Teacher Liu was a meticulous educator. To him, freestyle was not just a stroke. It was the sharp bending of the wrist, the smooth pull of the slightly cupped hand toward the hip and further behind, the lifting of the elbow with a relaxed forearm, and finally, the extended reach of the entire arm and shoulder back to the water, index finger first. He taught us to breathe sharply through our mouth and slowly release the air through our noses. We learned how to kick the water properly, with just a little bend to the knees, toes pointed.

The butterfly is the hardest stroke to master. To do it properly, you must undulate your lower torso and legs simultaneously, legs fused together, a koi’s tail. The day we learned the butterfly, Teacher Liu brought in a long bamboo pole. He held the pole upright, leaving the rest of it submerged in the water. One by one, we held on, our bodies floating out behind us. Walking along the side of the pool, Teacher Liu pumped the pole up and down furiously in the water. Following the wide strokes of his arms, butterfly was churned into our bodies; flesh and chlorinated water became one. Zip! Zoop! Our arms cut into solid water, each stroke as crisp as a butterfly’s wing.

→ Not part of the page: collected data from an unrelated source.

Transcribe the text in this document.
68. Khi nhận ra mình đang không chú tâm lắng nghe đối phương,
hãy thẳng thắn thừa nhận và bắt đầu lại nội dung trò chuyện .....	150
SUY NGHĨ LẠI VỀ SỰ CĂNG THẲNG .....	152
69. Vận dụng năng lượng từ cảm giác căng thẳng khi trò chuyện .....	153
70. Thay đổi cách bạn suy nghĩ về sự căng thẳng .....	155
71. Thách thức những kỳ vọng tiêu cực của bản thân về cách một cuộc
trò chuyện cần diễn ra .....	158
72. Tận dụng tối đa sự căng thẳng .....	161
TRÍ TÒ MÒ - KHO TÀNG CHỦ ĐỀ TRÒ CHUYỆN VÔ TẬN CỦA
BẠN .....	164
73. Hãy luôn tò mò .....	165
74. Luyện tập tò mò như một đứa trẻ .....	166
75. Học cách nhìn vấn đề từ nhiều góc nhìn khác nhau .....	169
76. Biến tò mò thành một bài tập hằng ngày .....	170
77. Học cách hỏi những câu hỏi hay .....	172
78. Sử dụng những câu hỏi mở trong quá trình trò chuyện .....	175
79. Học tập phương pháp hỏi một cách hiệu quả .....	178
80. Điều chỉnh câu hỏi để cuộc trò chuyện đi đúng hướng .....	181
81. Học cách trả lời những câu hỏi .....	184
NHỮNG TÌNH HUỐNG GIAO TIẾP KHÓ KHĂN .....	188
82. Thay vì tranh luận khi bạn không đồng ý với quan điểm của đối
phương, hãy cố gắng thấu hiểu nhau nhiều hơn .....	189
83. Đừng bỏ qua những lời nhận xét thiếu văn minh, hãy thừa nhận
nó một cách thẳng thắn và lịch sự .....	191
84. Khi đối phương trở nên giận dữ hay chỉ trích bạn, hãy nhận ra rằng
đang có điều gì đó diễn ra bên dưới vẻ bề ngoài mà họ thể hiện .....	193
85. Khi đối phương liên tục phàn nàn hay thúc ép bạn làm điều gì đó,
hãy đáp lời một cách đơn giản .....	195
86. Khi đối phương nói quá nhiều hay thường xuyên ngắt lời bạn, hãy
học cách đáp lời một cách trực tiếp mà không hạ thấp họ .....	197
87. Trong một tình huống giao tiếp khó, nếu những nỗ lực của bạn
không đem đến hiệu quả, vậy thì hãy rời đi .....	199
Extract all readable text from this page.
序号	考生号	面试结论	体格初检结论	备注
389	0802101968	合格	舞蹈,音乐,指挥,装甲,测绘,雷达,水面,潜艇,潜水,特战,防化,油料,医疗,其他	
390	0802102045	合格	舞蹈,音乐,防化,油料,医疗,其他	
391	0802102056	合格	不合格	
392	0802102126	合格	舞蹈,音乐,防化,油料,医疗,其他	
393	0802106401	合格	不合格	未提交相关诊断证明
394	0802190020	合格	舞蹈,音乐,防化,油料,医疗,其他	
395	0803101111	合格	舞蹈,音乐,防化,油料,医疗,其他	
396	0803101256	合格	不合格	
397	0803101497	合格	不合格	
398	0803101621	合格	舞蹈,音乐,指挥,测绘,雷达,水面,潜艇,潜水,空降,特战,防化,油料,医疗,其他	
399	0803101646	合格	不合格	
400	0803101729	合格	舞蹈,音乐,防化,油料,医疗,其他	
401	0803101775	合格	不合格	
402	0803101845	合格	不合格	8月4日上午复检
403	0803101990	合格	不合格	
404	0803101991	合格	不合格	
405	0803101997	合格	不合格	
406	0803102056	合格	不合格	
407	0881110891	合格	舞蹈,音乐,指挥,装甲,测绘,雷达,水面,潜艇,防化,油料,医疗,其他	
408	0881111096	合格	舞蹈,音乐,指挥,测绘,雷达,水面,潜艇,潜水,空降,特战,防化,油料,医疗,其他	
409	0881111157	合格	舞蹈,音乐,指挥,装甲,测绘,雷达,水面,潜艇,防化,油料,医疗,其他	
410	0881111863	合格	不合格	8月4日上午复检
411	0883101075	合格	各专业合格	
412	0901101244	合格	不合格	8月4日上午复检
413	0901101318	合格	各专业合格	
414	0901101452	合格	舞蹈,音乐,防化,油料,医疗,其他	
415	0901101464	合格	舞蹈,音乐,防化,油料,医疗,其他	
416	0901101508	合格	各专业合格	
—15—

When butterfly is done correctly, it is difficult to tell the difference between the surging body and the water. When it is done correctly, the body loses understanding of movement. When done correctly, all should be in a perfect rhythm, as if performing a dance, or keeping time to music. When correct, one should be like a knife, slithering through the spaces of an oxen, never striking tendon or bone.